Texarkana attorney David Carter, who represents Leigh in the lawsuit and who represents Barlow-Austin’s mother and husband in their lawsuit, claims in Leigh’s petition that the failure to secure medical care for Angerbauer “was motivated by unconstitutionally impermissible profit-driven reasons. The corporate defendants (LaSalle entities Southwestern Correctional, dba LaSalle Corrections, LaSalle Management and LaSalle Southwest Corrections) also failed to train their corporate nursing staff concerning contacting emergency medical services in a timely manner when a patient had become unresponsive…”
The lawsuit said the need for training was even more acute because “LaSalle staff(s) the Bi-State Jail with licensed vocational nurses rather than registered nurses and it was foreseeable that such training deficiencies would cause harm to inmates/detainees.”
Moreover, as with the Sabbie litigation, the Angerbauer lawsuit said that an investigation by local law enforcement officials “revealed that LaSalle employees pre-completed the cell check log for the medical observation cell. According to the document, LaSalle staff was logging cell checks on Ms. Angerbauer two hours after she died. This is yet another example of the corporate defendants’ pattern, practice and custom of falsifying records…”
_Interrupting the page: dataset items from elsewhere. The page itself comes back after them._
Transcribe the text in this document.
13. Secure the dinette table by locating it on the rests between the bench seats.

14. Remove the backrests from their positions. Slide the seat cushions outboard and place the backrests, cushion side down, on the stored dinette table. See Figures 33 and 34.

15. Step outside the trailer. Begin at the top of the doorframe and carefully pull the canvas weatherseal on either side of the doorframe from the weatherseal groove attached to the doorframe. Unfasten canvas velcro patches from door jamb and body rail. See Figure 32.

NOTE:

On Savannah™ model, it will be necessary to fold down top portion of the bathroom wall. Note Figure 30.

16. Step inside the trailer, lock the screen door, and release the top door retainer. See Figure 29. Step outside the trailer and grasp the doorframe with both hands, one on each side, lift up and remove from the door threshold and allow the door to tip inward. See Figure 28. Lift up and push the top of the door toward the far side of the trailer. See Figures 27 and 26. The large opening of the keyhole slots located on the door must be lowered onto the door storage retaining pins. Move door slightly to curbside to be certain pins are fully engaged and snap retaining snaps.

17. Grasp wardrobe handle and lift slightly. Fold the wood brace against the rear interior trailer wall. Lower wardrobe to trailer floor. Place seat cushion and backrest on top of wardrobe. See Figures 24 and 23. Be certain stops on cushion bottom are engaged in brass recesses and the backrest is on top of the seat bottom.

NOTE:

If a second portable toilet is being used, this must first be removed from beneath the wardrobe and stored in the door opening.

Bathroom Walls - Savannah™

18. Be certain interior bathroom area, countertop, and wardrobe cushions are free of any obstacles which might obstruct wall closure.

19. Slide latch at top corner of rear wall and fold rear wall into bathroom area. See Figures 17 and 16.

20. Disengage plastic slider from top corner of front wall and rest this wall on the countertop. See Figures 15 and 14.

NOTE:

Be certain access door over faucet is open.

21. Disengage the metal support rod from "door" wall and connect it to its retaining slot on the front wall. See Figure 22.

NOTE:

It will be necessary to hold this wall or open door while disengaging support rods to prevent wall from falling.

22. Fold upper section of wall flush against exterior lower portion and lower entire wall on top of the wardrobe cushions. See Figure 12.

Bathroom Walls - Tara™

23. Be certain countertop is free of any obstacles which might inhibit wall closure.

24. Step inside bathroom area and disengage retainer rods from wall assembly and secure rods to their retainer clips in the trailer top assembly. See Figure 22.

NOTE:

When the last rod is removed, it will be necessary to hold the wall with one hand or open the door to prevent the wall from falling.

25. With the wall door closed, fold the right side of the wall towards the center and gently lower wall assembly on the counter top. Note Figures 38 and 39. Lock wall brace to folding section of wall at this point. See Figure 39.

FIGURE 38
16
The lawsuit says that LaSalle “negligently contracted with a doctor who was located over a two-hour drive away from Bi-State Jail; who did not oversee medical treatment at Bi-State Jail in any meaningful way; who did not have control or supervisory ability over any of the nursing staff at Bi-State Jail; and who was inadequate to fulfill the requirement that LaSalle maintain a contract with a doctor for medical car at Bi-State Jail.”